What-I-would-give-to-stay-in-bed tired. Don't-put-another-thing-on-my-to-do-list tired.
All because of my work-in-progress.
For the most part, I find writing a first draft to be exhilarating. I like naming characters, considering the most appropriate point of view, and I love choosing story structure. Early on, like a child with a present to open, I can't wait to see inside my characters' motivations. I feel blessed to be brought along on their transformative journeys. As Chris Bohjalian says, "it's the joy of discovery draft." I love learning who my characters really are, following their lead I get to go to places I've never been, meet people I might otherwise never know. It's a literal trip.
Then somewhere in the middle of the story, they start to wear me out.
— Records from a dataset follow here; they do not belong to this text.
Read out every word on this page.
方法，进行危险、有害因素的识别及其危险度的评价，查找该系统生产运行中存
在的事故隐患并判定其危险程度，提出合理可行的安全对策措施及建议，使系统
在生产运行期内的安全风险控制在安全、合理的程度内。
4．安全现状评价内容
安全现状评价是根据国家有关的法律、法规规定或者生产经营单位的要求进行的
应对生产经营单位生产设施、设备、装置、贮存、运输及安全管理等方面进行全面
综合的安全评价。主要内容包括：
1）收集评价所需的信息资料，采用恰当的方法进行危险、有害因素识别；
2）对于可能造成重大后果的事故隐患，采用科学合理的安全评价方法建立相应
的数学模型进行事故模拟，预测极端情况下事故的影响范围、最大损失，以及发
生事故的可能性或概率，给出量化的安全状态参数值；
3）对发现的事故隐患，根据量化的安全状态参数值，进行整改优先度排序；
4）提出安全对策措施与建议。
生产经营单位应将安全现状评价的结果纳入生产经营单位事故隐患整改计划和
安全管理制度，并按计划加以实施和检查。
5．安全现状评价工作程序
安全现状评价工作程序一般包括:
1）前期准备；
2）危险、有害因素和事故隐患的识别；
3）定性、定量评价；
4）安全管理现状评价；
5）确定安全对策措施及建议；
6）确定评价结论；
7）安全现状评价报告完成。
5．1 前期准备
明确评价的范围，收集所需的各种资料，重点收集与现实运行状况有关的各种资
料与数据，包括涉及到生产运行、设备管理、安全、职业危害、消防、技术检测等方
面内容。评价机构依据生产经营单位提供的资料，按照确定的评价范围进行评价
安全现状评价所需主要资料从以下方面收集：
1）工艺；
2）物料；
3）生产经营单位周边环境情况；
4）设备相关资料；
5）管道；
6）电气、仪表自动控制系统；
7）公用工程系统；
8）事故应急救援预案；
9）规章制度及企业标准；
Two weeks ago, I was sipping my morning coffee, not even thinking about my WIP, I had so many other things to do that day. My main character decided that was when she wanted to share her backstory with me. Her story popped into my head, and I needed to rearrange the day to write it all down. She was keeping a scandalous secret for a young girl in the 1950's, and I was afraid I might lose the details if I didn't capture them right there and then.
Last week, I lost an entire night sleep because another lead character wouldn't stop niggling at me. Like a toddler, she'd followed me wherever I went during the day. There she was when I unloaded the dishwasher, she poked me on the shoulder while I tried to answer email. Tugging at my sleeve while I drove my son home from school, even he knew she was bugging me. On the way over to pick up a friend he said, "Are you writing? You have that face on." I laughed because I've been told about that face before. Apparently it's a look I get when I'm writing, but I'm no where near my computer when I make it. My husband and children have seen, the I'm writing face quite often these last few months. My son was right, I'd been trying to figure out what my character would do when faced with her mother's deception.
So there I am, right in the heart of the story. The place where characters have the power to shock me, distract me and otherwise put me through the wringer. They could let me sleep, but they won't. They could choose to minimize what they tell me, but they can't seem to. They could slow down the pace with which they disclose their secrets, but they don't. And to tell you the truth, as exhausted as I am, I wouldn't have it any other way.